Marc Rogers, who then was the director of security operations for the hacker conference DEF CON and the principal security researcher for the security company Cloudflare, wrote an analysis for the Daily Beast at the time that also suggested an insider was responsible. “Occam’s razor suggests the simpler explanation of a pissed-off insider," he wrote. "Combine that with the details of several layoffs that Sony was planning and you don’t have to stretch the imagination too far to consider that a disgruntled Sony employee might be at the heart of it all,” he wrote.
Carr, who didn’t immediately respond to questions from BuzzFeed News for this article, has since left the cybersecurity industry and works in cryptocurrency. Stammberger has also left cybersecurity, he told BuzzFeed News, and blamed the bad analysis on Norse, which later went out of business.
“I was acting as a spokesman for my company, rather than that being my personal opinion,” he told BuzzFeed News. “I don’t have anything relevant or current to add, because I haven’t really worked in this space in the past 18 months. And as you know, cyber moves very quickly. I just don’t have any data for you."
Rogers, now the vice president of cybersecurity for Okta, the login management company, told BuzzFeed News that while he speaks less to reporters these days than he did around the time of the Sony hack, he stands by his assessment and remains unconvinced that North Korea was definitely behind the attacks. He calls the evidence “circumstantial.”
“The thing I’ve said right at the start is attribution is hard. In fact, it’s probably one of hardest things in cybersecurity. All of the advantages lie with the attacker,” he said.
“Our democracy is based on the right to due process. And it’s based on ... a certain amount of evidence, otherwise the other party is presumed to be innocent. I don’t see why cybersecurity is presumed to be any different,” Rogers said.

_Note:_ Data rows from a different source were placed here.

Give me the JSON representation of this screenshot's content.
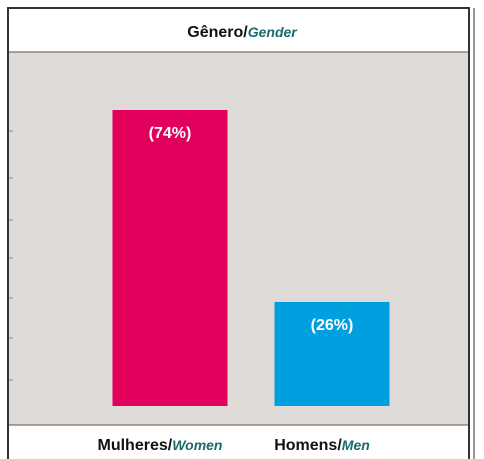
{
  "chart_data": {
    "type": "bar",
    "title": "Gênero/Gender",
    "categories": [
      "Mulheres/Women",
      "Homens/Men"
    ],
    "values": [
      74,
      26
    ],
    "value_labels": [
      "(74%)",
      "(26%)"
    ],
    "colors": [
      "#e2005c",
      "#009fdf"
    ]
  }
}
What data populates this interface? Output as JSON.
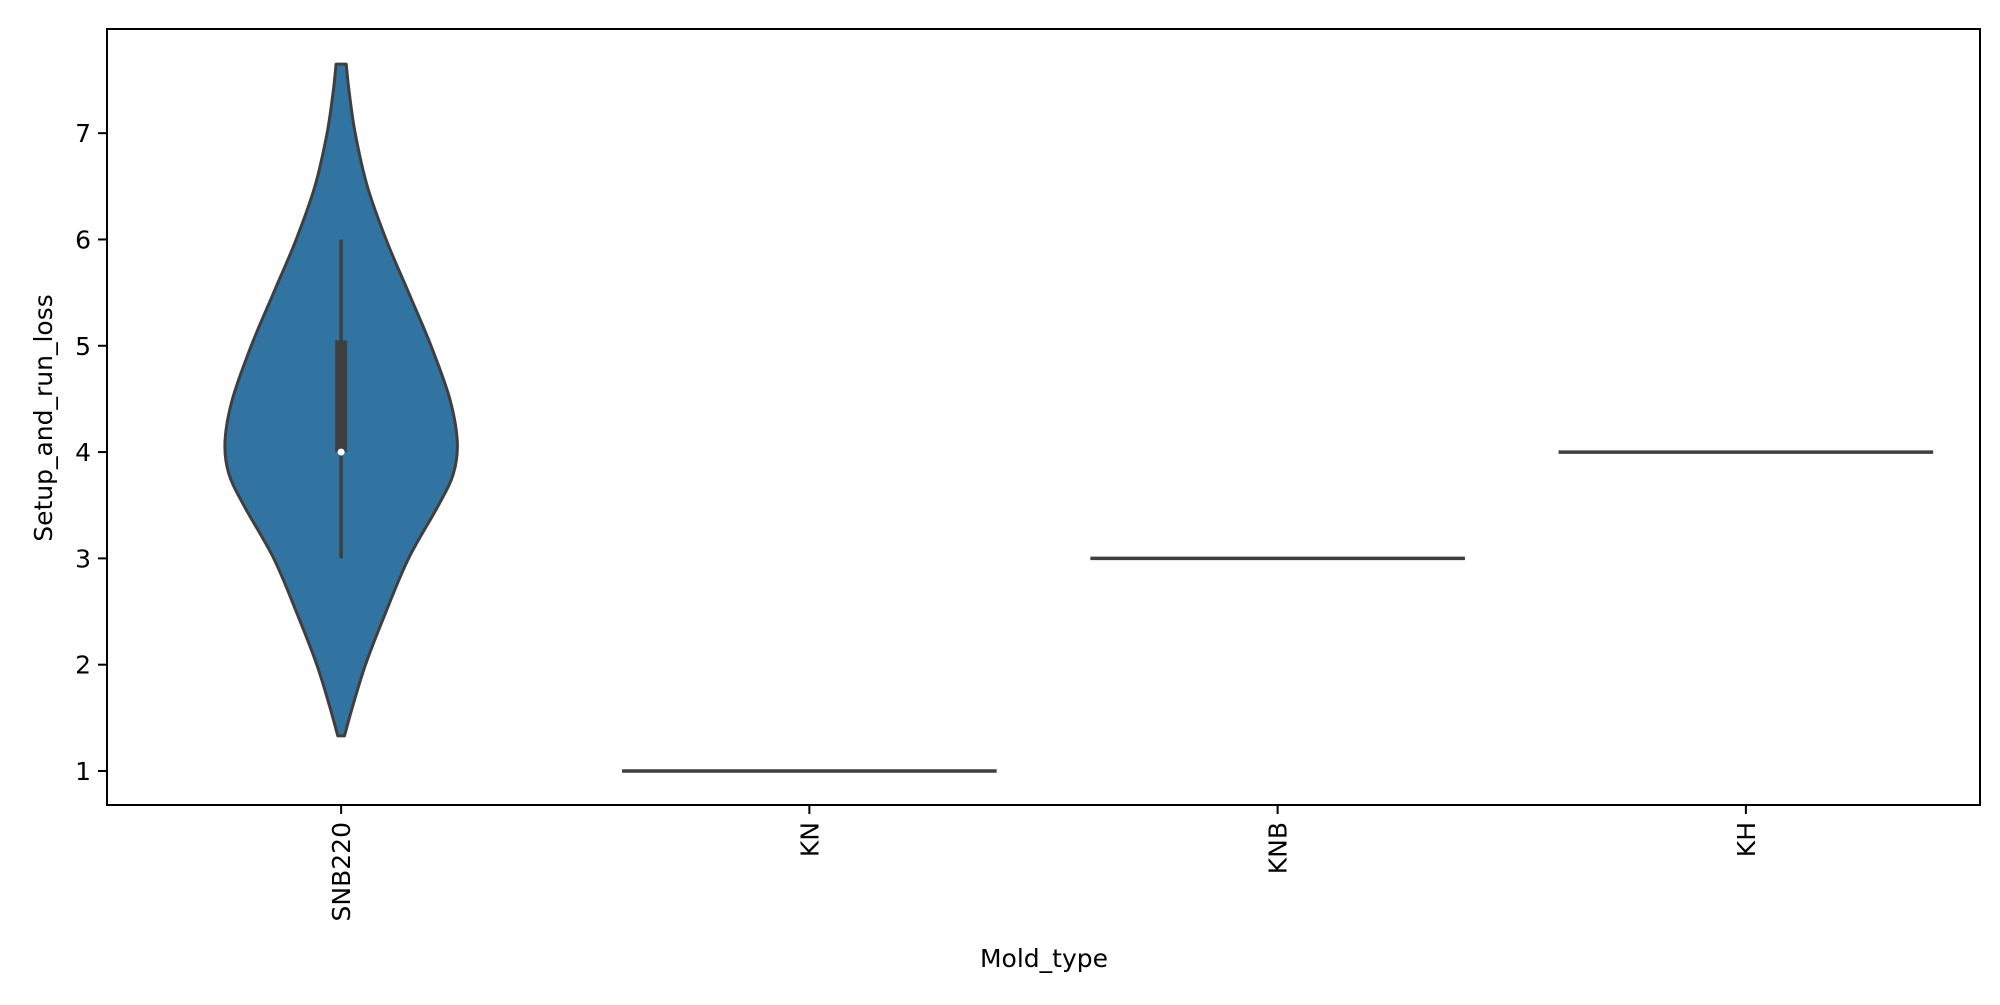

But for analysts who work for cybersecurity companies that do publicly attribute and whose conclusions are often in line with the US government’s, it’s been frustrating to watch the idea take hold that their work is invalid — epitomized by President Trump's assertion that the hackers of the Democratic National Committee's computers "could be somebody sitting on their bed that weighs 400 pounds,” a remark he made after the US intelligence community had concluded that Russian agents were behind the hack.
“That was promulgated by a group of people who had no business even talking about it in the first place, the people who were like, 'Oh, attribution’s impossible,'” said Adam Meyers, vice president of Crowdstrike, the company that handled the DNC's incident response when it was hacked. “Attribution is definitely not impossible. It’s difficult, and you have to be measured in it, but the biggest challenge is people saying that wanted to get a picture of the person doing it on the computer.”
Since the Sony hack, the industry has gotten better, in part because “the charlatans have been wrong again and again. Some are completely out of business,” said John Hultquist, FireEye’s director of intelligence.
“I think there was some hesitation by experts to believe that (North Korea) would cross the Rubicon so to speak by hacking Sony,” said Jake Williams, a former National Security Agency officer who founded his own cybersecurity company, Rendition Infosec.
The situation is different now, he said. “We have better data in the industry now than we did then. There's more data sharing and less data hoarding. We are definitely seeing a more complete picture today.”
Meyers doubts, however, that that will prevent attribution claims from being challenged.
"Look at the Kennedy assassination," he said. "Almost 60 years later, people are still debating: Was it a single shooter? Was it the mafia? The Cubans? The Russians?"